The Rising

“I WAS SUPPOSED TO stay with you until the others arrived,” Raiff resumed, when he felt Alex was ready. “They’re the ones behind whatever it is you don’t realize you know.”


“Because I don’t. I was an infant at the time. It’s not like they could teach me anything.”

“Since it was clear they weren’t coming,” Raiff said, not bothering to break his train of thought to respond to Alex’s assertion, “all bets were off, and you were better off with the Chins.”

“My parents, you mean,” Alex said, not bothering to hide the indignation in his voice.

Raiff took a deep breath and framed Alex in his stare, seeming to forget Sam was even there. “I reacquired you shortly after—it wasn’t hard once I had a list of facility personnel and connected the dots after learning about your mother. I counted my blessings, knowing this was the perfect scenario to keep you safe, better than any I could possibly have planned. But I never lost track of you and enlisted other refugees from our planet to serve as Watchers, keeping an eye on you as much as possible, Dancer—”

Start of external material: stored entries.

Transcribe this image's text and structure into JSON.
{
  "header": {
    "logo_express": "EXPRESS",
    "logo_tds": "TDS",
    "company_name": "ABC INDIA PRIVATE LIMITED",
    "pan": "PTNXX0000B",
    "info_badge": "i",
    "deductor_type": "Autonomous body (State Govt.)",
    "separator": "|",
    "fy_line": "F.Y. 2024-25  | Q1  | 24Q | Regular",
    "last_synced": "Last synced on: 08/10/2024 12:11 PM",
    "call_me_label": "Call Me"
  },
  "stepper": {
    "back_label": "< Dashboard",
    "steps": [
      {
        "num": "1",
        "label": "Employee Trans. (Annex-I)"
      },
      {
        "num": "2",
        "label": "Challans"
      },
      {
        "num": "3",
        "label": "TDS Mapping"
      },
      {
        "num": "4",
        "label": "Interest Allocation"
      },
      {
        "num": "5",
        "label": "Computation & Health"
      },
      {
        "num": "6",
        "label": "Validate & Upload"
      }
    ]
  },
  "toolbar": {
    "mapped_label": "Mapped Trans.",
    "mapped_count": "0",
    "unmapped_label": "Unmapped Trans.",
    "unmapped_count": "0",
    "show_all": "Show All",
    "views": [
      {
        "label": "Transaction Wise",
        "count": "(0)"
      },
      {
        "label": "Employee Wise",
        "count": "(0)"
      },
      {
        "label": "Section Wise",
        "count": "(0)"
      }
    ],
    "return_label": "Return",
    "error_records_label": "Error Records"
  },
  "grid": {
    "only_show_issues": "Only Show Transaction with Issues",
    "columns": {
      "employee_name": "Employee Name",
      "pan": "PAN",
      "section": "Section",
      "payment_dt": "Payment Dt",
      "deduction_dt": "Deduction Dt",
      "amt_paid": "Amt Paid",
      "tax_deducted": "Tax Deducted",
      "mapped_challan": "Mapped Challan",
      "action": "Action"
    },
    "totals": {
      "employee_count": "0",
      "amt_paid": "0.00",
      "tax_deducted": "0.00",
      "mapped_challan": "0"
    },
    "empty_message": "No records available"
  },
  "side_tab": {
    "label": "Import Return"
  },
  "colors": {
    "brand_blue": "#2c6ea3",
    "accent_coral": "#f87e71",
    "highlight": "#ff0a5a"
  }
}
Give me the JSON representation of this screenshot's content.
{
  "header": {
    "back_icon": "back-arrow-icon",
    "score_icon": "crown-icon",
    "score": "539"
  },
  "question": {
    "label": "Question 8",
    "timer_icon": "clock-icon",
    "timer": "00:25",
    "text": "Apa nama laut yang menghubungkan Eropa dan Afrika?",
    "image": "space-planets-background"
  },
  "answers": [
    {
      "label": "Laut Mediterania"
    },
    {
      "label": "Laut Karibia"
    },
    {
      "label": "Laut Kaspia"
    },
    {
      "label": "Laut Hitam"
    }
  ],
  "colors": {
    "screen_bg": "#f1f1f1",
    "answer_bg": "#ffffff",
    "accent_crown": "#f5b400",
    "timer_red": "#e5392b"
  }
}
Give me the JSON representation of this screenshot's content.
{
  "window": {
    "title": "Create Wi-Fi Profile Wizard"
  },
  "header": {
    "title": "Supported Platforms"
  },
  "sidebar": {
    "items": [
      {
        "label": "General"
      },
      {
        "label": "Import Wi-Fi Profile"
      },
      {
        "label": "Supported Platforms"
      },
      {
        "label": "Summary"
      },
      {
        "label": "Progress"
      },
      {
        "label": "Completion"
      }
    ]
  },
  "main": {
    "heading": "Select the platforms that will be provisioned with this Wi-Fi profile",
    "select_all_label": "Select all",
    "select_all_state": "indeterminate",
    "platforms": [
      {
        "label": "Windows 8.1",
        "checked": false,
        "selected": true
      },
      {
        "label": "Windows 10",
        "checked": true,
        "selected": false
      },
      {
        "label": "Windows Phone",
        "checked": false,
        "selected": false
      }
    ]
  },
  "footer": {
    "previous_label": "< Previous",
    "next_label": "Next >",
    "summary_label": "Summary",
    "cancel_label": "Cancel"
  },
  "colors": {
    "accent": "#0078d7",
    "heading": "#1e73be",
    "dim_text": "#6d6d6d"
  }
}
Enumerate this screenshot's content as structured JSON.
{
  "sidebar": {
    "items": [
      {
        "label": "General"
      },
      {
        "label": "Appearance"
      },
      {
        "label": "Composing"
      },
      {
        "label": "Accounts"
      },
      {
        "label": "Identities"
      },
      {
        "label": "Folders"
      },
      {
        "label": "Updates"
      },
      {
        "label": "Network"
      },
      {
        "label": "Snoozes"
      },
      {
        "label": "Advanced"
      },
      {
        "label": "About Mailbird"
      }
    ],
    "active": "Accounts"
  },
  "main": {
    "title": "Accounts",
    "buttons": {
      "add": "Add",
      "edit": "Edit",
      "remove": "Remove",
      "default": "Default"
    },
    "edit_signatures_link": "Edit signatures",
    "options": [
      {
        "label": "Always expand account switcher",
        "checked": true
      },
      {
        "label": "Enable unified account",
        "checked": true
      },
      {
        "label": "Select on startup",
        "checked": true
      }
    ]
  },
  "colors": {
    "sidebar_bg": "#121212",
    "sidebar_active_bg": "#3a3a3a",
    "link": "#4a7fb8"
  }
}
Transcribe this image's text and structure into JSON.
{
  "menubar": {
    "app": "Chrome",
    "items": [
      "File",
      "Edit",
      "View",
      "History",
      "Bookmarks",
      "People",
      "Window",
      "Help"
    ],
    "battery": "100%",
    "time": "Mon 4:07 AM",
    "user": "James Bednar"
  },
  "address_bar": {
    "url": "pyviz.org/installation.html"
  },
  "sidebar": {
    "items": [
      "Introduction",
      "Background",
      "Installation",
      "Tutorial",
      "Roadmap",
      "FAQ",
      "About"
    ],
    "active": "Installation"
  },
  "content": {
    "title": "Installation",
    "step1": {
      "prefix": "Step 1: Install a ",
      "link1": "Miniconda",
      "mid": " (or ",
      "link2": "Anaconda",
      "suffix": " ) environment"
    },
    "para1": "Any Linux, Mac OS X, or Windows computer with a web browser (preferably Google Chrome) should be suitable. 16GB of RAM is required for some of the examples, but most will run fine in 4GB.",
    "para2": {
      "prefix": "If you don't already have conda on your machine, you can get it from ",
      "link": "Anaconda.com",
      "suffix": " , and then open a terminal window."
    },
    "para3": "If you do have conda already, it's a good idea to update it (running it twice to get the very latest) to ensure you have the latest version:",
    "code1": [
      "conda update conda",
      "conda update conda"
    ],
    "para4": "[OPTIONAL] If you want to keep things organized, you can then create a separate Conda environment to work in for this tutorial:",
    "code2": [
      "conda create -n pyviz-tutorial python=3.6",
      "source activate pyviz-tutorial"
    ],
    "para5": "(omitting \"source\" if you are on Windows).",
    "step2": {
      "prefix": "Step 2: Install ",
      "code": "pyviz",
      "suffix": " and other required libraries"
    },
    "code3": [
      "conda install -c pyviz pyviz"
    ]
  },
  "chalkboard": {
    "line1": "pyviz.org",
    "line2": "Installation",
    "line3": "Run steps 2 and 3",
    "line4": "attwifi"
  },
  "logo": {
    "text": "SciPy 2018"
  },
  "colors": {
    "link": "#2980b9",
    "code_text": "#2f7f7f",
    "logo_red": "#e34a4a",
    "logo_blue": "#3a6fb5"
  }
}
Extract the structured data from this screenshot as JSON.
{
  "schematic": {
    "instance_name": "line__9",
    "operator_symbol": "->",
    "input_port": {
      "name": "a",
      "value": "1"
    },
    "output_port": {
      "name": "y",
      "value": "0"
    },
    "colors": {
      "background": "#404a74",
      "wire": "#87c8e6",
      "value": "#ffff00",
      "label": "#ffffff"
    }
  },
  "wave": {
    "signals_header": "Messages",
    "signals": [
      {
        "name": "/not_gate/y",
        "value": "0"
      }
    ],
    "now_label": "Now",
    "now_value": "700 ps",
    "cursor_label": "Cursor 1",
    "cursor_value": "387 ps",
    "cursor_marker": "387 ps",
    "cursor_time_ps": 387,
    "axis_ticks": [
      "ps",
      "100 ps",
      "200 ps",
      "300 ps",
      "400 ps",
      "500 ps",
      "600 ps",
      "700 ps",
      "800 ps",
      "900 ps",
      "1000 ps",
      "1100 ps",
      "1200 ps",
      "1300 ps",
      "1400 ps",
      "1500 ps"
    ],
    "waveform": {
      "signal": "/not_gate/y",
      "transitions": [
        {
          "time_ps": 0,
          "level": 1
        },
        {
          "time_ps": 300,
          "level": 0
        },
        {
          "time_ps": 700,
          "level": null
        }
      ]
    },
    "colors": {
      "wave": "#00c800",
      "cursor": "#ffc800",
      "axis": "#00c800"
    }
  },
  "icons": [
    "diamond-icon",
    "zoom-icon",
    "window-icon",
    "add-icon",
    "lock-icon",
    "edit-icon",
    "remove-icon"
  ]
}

“Alex. Please call me Alex.”

“Alex,” Raiff tried. “We never let you out of our sight, knowing this day would come. Knowing the future depended on it.”

“Refugees?” Sam posed.

“I’m getting to that. Suffice it to say for now that we knew what those who control our planet were going to do to you because they’d already done it to us.”

“Get back to what you said about what I know,” Alex prompted. “About how to defeat whoever killed my parents.”

But before Raiff could, a bell began to jangle.

*

“My early detection system,” he said, leading them through the sprawl of what felt like a grand loft-style apartment, albeit one that came without windows.

“What,” Alex began, “a bunch of tin cans tied on a string?”

“The bells are just the sound I programmed. The system itself is a bit more sophisticated.”

The jangling sounded again.

“We need to get out of here,” Raiff said, leading them straight toward a wall paneled in rich, dark wood.

Some sort of sensor must have picked him up because the wall slid open. They continued on through it, finding themselves in another cavernous space, blackout dark until Raiff flipped a switch somewhere.

Sam screamed.

*

It was a dragon. Red and real and fiery with flames shooting out its mouth. As Alex clutched her, she realized it wasn’t moving and smelled vaguely of sawdust—and that the flames weren’t at all real, but carved out of wood as well.

“Sorry about that,” said Raiff. “I should have warned you.”

Sam nodded, sucking in big deep breaths to settle herself. Here she was, eighteen years old, and she’d just been scared out of her wits by a wooden dragon perched atop a carousel—called Dragon Wheel, according to the sign she could just glimpse upon a flag-topped cover—and featuring all manner of comparable creatures.

These days, though, who could tell what was real and what wasn’t?

Laboratory Z, Sam now remembered the professor had mentioned outside, had been built on the ruins of an old amusement park in the time before Bishop Ranch. Hence the Dragon Wheel and another dozen vintage carousels battling for space, each looking freshly carved and painted.

“Hobby of mine,” Raiff explained briefly. “I restore them to working order. Come on, we need to hurry.”

But before leading them on, Raiff threw a long series of switches that looked like circuit breakers. Instantly the restored carousels whirled into motion, their horses, dragons, and assorted other creatures bobbing up and down with a chorus of instrumentals dueling to be the loudest and most annoying.

“If it’s androids that are coming,” Raiff said, “this will throw off their tracking. If it’s Trackers, it’ll provide cover.”

And with that gunshots rang out, echoing amid the spinning thunder of wooden creatures gaining speed with each twirl of their respective circular homes. Raiff pushed Alex and Sam down low, even with the carousel bases, making them almost impossible to spot, as the hundreds of beautifully restored empty mounts sprang back to life.

More shots resounded as Raiff pulled them on.

“Stay low!” he ordered. “See the carousel way off to the right?”

“Painted Ponies?” Alex asked.

“No, the White Castle. There’s a door just beyond it. That’s our target, an extension of the original escape tunnel. Hope you’re not afraid of the dark.”